Stendhal

Julien Assange nous renseigne sur ses lectures : le poète latin Horace, Mark Twain, Soljenitsyne. Voilà, en tout cas, un virtuose de l'informatique qui croit encore au livre. Malgré les prophéties sur sa disparition remplacée par le numérique et Google, le livre papier résiste et résistera. Un conseil au pirate : il serait temps, en prison ou pas, qu'il se mette à Stendhal, dont on vient de rééditer le Journal en livre de poche222.

Le voici en juillet 1801 (il a dix-huit ans) : « Hâtons-nous de jouir, nos moments nous sont comptés, l'heure que j'ai passée à m'affliger ne m'en a pas moins rapproché de la mort. Travaillons, car le travail est le père du plaisir, mais ne nous affligeons jamais. Réfléchissons sainement avant de prendre un parti ; une fois décidé, ne changeons jamais. Avec l'opiniâtreté, on vient à bout de tout. Donnons-nous des talents ; un jour je regretterais le temps perdu. »

En 1811, le voilà à Milan, avec Angela, une des femmes qu'il a le plus aimées : « Sans doute la femme la plus belle que j'ai eue, et peut-être que j'ai vue, c'est Angela telle qu'elle me paraissait ce soir en me promenant avec elle dans les rues, à la lueur des lumières des boutiques. […] Elle venait de prendre un café avec moi dans une arrière-boutique solitaire ; ses yeux étaient brillants ; sa figure demi-éclairée avait une harmonie suave, et cependant était terrible de beauté surnaturelle. On eût dit un être supérieur qui avait pris la beauté parce que ce déguisement lui convenait mieux qu'un autre, et qui, avec ses yeux pénétrants, lisait au fond de votre âme.

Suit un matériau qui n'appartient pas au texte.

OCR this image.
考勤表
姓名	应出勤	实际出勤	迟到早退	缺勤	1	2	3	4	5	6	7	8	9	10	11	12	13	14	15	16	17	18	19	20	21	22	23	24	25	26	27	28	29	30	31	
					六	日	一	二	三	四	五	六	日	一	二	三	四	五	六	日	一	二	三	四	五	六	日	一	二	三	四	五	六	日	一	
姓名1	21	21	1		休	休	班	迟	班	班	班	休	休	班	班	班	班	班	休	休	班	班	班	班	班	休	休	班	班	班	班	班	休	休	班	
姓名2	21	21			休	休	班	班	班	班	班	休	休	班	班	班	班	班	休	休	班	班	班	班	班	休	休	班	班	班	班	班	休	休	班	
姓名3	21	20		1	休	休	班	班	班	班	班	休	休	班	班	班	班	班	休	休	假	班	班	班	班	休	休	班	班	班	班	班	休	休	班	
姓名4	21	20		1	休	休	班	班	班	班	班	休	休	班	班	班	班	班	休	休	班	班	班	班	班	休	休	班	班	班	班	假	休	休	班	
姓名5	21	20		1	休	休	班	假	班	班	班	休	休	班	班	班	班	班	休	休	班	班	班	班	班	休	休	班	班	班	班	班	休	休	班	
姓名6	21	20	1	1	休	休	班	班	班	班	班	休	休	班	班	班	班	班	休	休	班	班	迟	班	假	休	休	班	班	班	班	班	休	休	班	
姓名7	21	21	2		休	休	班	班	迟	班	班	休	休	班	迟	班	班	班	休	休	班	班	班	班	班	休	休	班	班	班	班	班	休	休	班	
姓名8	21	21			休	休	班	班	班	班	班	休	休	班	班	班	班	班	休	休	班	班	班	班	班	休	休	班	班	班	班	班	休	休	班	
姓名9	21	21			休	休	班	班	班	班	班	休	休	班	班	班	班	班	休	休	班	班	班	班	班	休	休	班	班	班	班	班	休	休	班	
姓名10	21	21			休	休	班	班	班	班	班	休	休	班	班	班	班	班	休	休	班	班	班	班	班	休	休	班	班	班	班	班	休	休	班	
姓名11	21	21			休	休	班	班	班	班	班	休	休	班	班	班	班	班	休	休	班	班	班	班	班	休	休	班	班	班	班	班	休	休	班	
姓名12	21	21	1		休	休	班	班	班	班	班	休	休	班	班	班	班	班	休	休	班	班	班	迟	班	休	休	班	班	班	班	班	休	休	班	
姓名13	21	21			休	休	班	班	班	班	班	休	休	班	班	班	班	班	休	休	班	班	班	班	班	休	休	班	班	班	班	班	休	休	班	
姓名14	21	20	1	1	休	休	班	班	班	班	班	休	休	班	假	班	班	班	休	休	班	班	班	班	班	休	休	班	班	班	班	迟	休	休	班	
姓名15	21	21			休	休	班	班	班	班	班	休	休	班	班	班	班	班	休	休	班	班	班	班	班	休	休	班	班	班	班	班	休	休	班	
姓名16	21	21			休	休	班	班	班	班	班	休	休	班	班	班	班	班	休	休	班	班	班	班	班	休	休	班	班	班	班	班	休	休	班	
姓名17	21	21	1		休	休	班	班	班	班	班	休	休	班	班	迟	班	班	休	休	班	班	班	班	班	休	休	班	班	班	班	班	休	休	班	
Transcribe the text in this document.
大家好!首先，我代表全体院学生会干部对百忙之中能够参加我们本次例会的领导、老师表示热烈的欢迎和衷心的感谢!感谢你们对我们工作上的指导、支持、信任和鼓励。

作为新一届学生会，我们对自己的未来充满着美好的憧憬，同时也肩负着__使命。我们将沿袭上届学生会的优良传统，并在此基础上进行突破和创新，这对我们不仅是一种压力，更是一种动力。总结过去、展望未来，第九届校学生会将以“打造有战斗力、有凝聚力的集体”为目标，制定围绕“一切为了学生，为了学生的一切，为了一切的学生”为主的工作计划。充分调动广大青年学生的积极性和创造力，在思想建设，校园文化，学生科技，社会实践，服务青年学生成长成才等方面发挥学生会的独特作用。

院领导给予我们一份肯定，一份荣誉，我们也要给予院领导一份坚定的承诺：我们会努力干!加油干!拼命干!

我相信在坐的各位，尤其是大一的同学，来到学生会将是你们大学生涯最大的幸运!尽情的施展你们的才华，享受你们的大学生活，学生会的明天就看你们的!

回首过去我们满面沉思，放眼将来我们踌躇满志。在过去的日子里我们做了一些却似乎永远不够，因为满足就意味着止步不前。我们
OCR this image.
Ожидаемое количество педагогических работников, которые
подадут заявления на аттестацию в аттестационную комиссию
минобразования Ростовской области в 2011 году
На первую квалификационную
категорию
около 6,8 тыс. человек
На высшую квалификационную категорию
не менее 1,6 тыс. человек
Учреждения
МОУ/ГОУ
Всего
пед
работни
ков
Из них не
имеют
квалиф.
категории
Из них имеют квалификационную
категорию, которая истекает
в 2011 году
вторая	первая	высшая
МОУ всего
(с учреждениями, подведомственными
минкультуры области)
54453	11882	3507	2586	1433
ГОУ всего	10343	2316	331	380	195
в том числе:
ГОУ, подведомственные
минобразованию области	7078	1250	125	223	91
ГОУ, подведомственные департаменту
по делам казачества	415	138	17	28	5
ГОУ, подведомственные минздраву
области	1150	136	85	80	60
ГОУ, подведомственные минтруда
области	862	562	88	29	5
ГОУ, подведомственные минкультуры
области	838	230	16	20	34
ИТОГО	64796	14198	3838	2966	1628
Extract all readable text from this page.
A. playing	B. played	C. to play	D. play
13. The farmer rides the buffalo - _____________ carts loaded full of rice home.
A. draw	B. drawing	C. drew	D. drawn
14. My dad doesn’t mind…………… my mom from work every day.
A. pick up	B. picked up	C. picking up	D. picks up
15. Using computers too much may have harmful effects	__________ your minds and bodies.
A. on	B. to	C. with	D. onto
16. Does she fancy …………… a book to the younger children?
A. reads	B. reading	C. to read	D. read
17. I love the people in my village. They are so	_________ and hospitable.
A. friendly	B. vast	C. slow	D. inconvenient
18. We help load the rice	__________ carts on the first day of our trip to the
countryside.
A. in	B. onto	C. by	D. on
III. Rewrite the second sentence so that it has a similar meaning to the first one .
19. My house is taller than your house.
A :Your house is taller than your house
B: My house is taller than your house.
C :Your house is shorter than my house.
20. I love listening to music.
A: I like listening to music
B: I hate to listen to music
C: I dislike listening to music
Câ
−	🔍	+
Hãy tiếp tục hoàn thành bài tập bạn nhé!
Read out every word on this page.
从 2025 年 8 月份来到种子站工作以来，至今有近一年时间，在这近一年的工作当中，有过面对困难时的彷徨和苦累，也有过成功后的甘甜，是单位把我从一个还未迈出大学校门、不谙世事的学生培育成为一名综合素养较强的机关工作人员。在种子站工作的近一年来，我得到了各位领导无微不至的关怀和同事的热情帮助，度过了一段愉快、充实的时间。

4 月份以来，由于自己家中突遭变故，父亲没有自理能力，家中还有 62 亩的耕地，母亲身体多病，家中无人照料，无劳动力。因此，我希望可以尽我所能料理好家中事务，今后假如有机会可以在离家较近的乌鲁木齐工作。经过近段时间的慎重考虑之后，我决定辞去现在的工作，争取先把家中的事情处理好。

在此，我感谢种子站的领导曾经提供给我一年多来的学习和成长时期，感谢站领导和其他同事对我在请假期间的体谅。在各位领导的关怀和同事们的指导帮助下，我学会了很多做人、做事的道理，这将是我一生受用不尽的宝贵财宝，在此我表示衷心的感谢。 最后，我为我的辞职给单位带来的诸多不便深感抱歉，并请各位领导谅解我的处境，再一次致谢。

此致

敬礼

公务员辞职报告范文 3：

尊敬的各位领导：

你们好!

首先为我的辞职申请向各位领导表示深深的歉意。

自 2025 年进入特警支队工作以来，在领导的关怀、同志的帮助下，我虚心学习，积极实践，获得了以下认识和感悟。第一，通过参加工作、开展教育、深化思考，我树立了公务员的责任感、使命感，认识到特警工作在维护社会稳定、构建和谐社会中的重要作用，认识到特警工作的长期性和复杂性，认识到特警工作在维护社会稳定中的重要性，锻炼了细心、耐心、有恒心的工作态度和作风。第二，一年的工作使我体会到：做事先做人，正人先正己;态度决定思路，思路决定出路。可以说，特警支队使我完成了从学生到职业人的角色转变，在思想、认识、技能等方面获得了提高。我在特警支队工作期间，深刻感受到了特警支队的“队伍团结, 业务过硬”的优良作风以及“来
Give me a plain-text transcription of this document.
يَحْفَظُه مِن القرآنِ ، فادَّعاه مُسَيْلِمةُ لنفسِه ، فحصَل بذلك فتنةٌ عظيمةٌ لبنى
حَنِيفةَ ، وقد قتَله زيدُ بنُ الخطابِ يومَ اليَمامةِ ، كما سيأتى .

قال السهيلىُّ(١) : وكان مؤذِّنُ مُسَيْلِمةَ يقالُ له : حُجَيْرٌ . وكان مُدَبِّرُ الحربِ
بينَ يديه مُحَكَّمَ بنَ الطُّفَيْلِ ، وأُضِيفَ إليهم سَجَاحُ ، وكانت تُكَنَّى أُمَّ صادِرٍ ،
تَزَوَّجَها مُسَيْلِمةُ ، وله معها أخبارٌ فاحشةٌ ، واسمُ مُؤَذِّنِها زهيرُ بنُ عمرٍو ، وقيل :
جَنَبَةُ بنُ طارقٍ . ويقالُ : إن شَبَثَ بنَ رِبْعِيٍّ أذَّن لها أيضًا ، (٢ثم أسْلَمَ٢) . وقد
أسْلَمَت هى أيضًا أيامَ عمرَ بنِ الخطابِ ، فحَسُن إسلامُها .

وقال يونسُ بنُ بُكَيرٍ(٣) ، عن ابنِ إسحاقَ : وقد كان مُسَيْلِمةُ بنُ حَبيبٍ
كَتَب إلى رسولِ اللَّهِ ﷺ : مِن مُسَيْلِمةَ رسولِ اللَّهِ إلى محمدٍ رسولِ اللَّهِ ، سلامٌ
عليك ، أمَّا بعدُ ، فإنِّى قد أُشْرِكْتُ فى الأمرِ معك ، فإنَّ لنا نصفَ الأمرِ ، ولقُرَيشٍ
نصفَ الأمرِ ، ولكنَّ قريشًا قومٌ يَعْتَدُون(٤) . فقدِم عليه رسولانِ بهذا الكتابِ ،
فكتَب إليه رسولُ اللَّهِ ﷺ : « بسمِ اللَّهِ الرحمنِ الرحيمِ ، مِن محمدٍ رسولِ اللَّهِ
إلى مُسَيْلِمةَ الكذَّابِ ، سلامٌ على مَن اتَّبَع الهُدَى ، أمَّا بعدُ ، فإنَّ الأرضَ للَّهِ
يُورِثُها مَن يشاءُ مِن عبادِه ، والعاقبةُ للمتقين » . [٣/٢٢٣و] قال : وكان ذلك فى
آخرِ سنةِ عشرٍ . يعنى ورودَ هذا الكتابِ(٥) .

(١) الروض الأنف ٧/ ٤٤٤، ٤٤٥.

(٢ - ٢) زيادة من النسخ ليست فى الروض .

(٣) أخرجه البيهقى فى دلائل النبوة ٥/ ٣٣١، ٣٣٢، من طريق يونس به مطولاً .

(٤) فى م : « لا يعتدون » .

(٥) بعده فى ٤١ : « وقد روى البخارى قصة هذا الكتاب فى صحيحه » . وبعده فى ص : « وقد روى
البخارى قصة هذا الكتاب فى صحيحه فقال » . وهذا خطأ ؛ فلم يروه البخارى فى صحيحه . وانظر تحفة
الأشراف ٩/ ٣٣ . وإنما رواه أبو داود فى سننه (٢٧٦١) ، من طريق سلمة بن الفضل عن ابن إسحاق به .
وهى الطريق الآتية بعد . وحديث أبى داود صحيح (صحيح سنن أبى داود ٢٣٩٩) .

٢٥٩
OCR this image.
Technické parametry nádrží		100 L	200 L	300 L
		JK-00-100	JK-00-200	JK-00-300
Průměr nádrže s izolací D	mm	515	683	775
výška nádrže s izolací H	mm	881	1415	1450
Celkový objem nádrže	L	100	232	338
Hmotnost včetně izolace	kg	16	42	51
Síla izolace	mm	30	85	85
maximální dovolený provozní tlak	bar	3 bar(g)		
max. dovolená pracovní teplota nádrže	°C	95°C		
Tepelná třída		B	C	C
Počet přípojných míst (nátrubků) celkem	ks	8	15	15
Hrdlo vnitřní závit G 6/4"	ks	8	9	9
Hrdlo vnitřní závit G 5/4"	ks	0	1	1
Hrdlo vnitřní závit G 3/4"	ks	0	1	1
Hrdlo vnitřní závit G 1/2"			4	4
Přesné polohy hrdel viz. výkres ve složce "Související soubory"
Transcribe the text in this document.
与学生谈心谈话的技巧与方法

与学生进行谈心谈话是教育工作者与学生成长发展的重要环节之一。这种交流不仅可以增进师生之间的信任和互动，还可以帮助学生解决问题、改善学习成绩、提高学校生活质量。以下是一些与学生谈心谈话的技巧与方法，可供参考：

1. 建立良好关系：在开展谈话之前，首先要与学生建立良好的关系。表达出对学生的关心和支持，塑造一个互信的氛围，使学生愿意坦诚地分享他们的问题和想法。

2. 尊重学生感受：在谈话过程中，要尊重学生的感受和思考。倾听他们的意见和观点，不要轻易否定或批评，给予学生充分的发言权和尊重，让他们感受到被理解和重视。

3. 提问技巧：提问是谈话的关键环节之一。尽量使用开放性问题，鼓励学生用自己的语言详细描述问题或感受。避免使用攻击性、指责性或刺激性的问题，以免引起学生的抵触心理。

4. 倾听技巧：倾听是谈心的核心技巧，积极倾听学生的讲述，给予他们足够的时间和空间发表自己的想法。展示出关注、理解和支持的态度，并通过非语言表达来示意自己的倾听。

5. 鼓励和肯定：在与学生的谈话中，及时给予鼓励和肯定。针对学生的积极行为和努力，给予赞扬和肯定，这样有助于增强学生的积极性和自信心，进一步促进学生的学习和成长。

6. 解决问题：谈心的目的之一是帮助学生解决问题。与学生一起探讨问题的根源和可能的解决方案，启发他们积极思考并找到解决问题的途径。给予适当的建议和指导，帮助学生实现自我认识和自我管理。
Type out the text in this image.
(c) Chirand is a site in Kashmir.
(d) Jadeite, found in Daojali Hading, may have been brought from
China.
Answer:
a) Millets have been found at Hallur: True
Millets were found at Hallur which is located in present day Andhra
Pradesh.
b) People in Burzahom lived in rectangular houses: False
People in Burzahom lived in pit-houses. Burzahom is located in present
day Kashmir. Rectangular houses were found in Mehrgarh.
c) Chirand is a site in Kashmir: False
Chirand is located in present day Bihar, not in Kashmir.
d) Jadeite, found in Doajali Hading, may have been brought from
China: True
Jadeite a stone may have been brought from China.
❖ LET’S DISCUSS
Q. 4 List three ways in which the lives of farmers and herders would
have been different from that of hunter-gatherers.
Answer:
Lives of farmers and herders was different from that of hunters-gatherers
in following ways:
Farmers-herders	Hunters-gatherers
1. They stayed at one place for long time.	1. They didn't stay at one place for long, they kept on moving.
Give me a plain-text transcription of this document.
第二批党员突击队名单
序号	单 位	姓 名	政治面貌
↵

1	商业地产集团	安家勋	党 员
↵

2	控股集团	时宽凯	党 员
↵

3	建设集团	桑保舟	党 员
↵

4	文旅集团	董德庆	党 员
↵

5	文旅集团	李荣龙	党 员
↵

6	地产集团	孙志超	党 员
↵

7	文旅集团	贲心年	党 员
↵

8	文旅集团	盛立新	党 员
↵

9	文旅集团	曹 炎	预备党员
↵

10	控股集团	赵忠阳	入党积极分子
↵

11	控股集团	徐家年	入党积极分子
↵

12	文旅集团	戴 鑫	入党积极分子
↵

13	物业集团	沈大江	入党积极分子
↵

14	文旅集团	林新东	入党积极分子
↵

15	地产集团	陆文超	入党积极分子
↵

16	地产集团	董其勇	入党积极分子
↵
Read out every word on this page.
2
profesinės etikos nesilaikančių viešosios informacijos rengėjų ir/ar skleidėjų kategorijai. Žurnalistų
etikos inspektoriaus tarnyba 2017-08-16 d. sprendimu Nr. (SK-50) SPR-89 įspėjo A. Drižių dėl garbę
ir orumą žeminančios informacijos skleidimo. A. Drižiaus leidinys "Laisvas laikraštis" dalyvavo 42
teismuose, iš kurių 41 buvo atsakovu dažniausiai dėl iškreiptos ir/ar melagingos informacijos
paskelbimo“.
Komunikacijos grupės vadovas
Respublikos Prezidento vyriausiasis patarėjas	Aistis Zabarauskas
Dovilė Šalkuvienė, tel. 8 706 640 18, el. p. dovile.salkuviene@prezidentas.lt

Cette figure aurait fait une sibylle sublime. »

Stendhal, qui était amoureux de l'amour, a écrit ceci : « L'amour a toujours été pour moi la plus grande des affaires, ou plutôt la seule. » D'où les personnages féminins de ses romans inoubliables, dans Le Rouge et le Noir et La Chartreuse de Parme. Un de ses amis lui dit que le caractère des femmes est « un désir insatiable de plaire, et que, par conséquent, on ne saurait trop les louer ». Cet ami (peut-être Stendhal lui-même) « a vu la louange produire des miracles ». Ainsi « une femme disait d'un homme dont la figure était presque hideuse, “Quel monstre ! Il me fait mal aux yeux.” Le monstre la loua, parvint à lui plaire et enfin à coucher avec elle. »

En juillet 1815, Stendhal est à Venise : « Mon bonheur consiste à être solitaire au milieu d'une grande ville, et à passer toutes les soirées avec une maîtresse. Venise remplit parfaitement les conditions. » C'est précisément, deux siècles après, le sujet de mon nouveau roman qui paraît ces jours-ci223 : je vais l'envoyer au pirate.